Brief alcohol exposure alters transcription in astrocytes via the heat shock pathway
Article first published online: 6 FEB 2013
© 2013 The Authors. Brain and Behavior published by Wiley Periodicals, Inc.
This is an open access article under the terms of the Creative Commons Attribution License, which permits use, distribution and reproduction in any medium, provided the original work is properly cited.
Brain and Behavior
Volume 3, Issue 2, pages 114–133, March 2013
How to Cite
Pignataro, L., Varodayan, F. P., Tannenholz, L. E., Protiva, P. and Harrison, N. L. (2013), Brief alcohol exposure alters transcription in astrocytes via the heat shock pathway.
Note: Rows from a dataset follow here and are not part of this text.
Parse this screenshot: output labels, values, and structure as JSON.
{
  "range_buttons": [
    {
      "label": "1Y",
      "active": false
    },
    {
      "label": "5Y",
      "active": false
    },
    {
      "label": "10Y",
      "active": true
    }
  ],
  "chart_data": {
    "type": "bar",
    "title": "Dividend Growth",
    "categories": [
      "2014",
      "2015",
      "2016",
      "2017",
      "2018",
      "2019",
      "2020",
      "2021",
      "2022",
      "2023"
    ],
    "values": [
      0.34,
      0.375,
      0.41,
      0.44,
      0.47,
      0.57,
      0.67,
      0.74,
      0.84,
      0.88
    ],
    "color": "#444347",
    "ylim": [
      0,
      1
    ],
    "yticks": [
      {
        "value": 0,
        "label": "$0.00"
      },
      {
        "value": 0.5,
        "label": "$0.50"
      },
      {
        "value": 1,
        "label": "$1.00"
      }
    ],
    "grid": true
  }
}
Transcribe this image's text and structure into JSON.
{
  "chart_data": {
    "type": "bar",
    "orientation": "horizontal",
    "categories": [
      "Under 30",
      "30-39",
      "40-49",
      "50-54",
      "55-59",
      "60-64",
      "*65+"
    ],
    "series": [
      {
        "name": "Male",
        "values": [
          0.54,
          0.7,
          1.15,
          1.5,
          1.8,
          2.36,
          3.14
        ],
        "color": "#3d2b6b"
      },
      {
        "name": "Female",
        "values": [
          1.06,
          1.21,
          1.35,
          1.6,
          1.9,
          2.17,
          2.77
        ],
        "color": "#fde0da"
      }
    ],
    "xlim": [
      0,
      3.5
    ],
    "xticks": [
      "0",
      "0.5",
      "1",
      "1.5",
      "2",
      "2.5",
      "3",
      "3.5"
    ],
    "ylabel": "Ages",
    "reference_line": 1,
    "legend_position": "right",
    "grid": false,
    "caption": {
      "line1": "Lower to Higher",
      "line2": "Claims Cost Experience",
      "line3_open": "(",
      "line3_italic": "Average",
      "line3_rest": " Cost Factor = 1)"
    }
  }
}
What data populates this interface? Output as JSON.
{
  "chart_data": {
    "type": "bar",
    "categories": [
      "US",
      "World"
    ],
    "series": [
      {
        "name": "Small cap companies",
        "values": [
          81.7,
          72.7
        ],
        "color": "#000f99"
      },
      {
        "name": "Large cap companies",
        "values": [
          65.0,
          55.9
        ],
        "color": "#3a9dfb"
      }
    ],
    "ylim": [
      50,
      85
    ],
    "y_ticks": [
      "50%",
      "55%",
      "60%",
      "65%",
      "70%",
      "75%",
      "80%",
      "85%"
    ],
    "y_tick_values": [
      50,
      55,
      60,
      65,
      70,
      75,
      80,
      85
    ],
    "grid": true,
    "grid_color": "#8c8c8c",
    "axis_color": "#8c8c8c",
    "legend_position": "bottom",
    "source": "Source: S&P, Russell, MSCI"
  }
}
Brain and Behavior, 3: 114–133. doi: 10.1002/brb3.125
- Issue published online: 14 MAR 2013
- Article first published online: 6 FEB 2013
- Manuscript Accepted: 7 JAN 2013
- Manuscript Revised: 23 DEC 2012
- Manuscript Received: 9 JAN 2012
- National Institutes of Health (NIH)/NIAAA. Grant Number: R21 AA018783
- alcohol response element;
- gene expression;
- heat shock factor 1;
Astrocytes are critical for maintaining homeostasis in the central nervous system (CNS), and also participate in the genomic response of the brain to drugs of abuse, including alcohol. In this study, we investigated ethanol regulation of gene expression in astrocytes. A microarray screen revealed that a brief exposure of cortical astrocytes to ethanol increased the expression of a large number of genes. Among the alcohol-responsive genes (ARGs) are glial-specific immune response genes, as well as genes involved in the regulation of transcription, cell proliferation, and differentiation, and genes of the cytoskeleton and extracellular matrix. Genes involved in metabolism were also upregulated by alcohol exposure, including genes associated with oxidoreductase activity, insulin-like growth factor signaling, acetyl-CoA, and lipid metabolism. Previous microarray studies performed on ethanol-treated hepatocyte cultures and mouse liver tissue revealed the induction of almost identical classes of genes to those identified in our microarray experiments, suggesting that alcohol induces similar signaling mechanisms in the brain and liver. We found that acute ethanol exposure activated heat shock factor 1 (HSF1) in astrocytes, as demonstrated by the translocation of this transcription factor to the nucleus and the induction of a family of known HSF1-dependent genes, the heat shock proteins (Hsps). Transfection of a constitutively transcriptionally active Hsf1 construct into astrocytes induced many of the ARGs identified in our microarray study supporting the hypothesis that HSF1 transcriptional activity, as part of the heat shock cascade, may mediate the ethanol induction of these genes. These data indicate that acute ethanol exposure alters gene expression in astrocytes, in part via the activation of HSF1 and the heat shock cascade.